Among other changes the review aggregator is making to audience reviews

Tomatoey Photo by Chaloner Woods/Getty Images
Susana Polo is an entertainment editor at Polygon, specializing in pop culture and genre fare, with a primary expertise in comic books. Previously, she founded The Mary Sue.

Rotten Tomatoes has made major changes to its audience rating system, the movie review aggregator announced today. Those changes include eliminating the ability to leave an audience member review before the movie is released to theaters, i.e., before it could have an audience.

Rotten Tomatoes is positioning the changes as “fan” oriented, saying that the site’s goal is to “deliver a best-in-class destination for fans to share their opinions of movies and TV Shows, while connecting with other fans in a thoughtful community of pop culture lovers.”

Rotten Tomatoes has built its fame on its “Tomatometer” scores, which are based on an aggregation of verified film critic reviews, and determine whether a film is certified “fresh” or the dreaded “rotten.” Audience review scores, based on user-submitted reviews and ratings, do not determine a film’s fresh or rotten rating, but are displayed alongside its critic-derived average on Rotten Tomatoes.

And in the past couple of years, Rotten Tomatoes’ audience review scores have frequently made news for being the opposite of a thoughtful conversation. The site’s audience scores have been high-profile targets of review-bombing campaigns, the practice of tanking the audience review score in an organized wave, usually over an ideological disagreement with the movie’s creators or its perceived content. On Rotten Tomatoes, these campaigns often begin before movies are released to theaters and before any of the participants could have seen them.

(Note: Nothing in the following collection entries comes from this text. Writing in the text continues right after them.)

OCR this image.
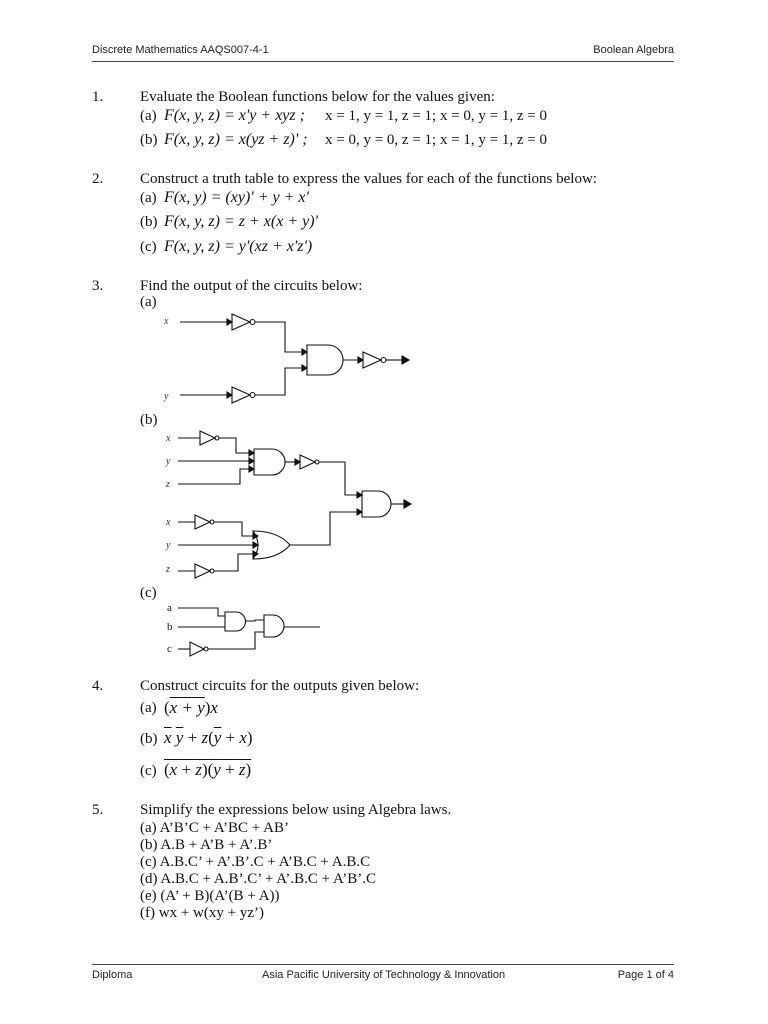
Discrete Mathematics AAQS007-4-1	Boolean Algebra
1. Evaluate the Boolean functions below for the values given:
(a) F(x, y, z) = x'y + xyz ; x = 1, y = 1, z = 1; x = 0, y = 1, z = 0
(b) F(x, y, z) = x(yz + z)' ; x = 0, y = 0, z = 1; x = 1, y = 1, z = 0
2. Construct a truth table to express the values for each of the functions below:
(a) F(x, y) = (xy)' + y + x'
(b) F(x, y, z) = z + x(x + y)'
(c) F(x, y, z) = y'(xz + x'z')
3. Find the output of the circuits below:
(a)
x
y
(b)
x
y
z
x
y
z
(c)
a
b
c
4. Construct circuits for the outputs given below:
(a) (x + y)x
(b) $\overline{x}$ $\overline{y} + z(\overline{y} + x)$
(c) (x + z)(y + z)
5. Simplify the expressions below using Algebra laws.
(a) A’B’C + A’BC + AB’
(b) A.B + A’B + A’.B’
(c) A.B.C’ + A’.B’.C + A’B.C + A.B.C
(d) A.B.C + A.B’.C’ + A’.B.C + A’B’.C
(e) (A’ + B)(A’(B + A))
(f) wx + w(xy + yz’)
Diploma	Asia Pacific University of Technology & Innovation	Page 1 of 4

Review bombing efforts have been observed in the audience scores of Star Wars: The Last Jedi and Black Panther, and in the run up to both Captain Marvel and even Star Wars: Episode IX, which won’t be released until December 2019 and does not even have an official title yet.

Rotten Tomatoes’ first changes, implemented today, take a big swipe at review bombing, by removing the ability to review a movie before its theatrical release. Today’s complete changes, as listed in Rotten Tomatoes’ press release, follow:

Streamlined user interface that positions the Audience Score adjacent to the Tomatometer Score, which represents the collective opinions of thousands of professional critics, giving fans easy access to compare and contrast critic’s and fan’s view of movies and TV shows.

Prior to a movie’s release, fans will no longer be able to leave written comments or reviews. That functionality will be available once the movie releases into theaters.

The fan “want to see” score, which was previously represented as a percentage, will now be presented as a raw number that will be tallied in real time. This change seeks to eliminate the confusion that sometimes occurred between the “want to see” score and the “audience score” which is also represented as a percentage.

Throughout the roll out of new audience rating features, Rotten Tomatoes will call out enhancements on the site and link to a product update blog, where users can find explanations.

The review aggregator will continue to roll out more changes to the way audience reviews are handled on the site, including “verified reviews from ticket purchasers,” which would seem to imply a system by which audience reviewers are able to prove they have seen the movie in question.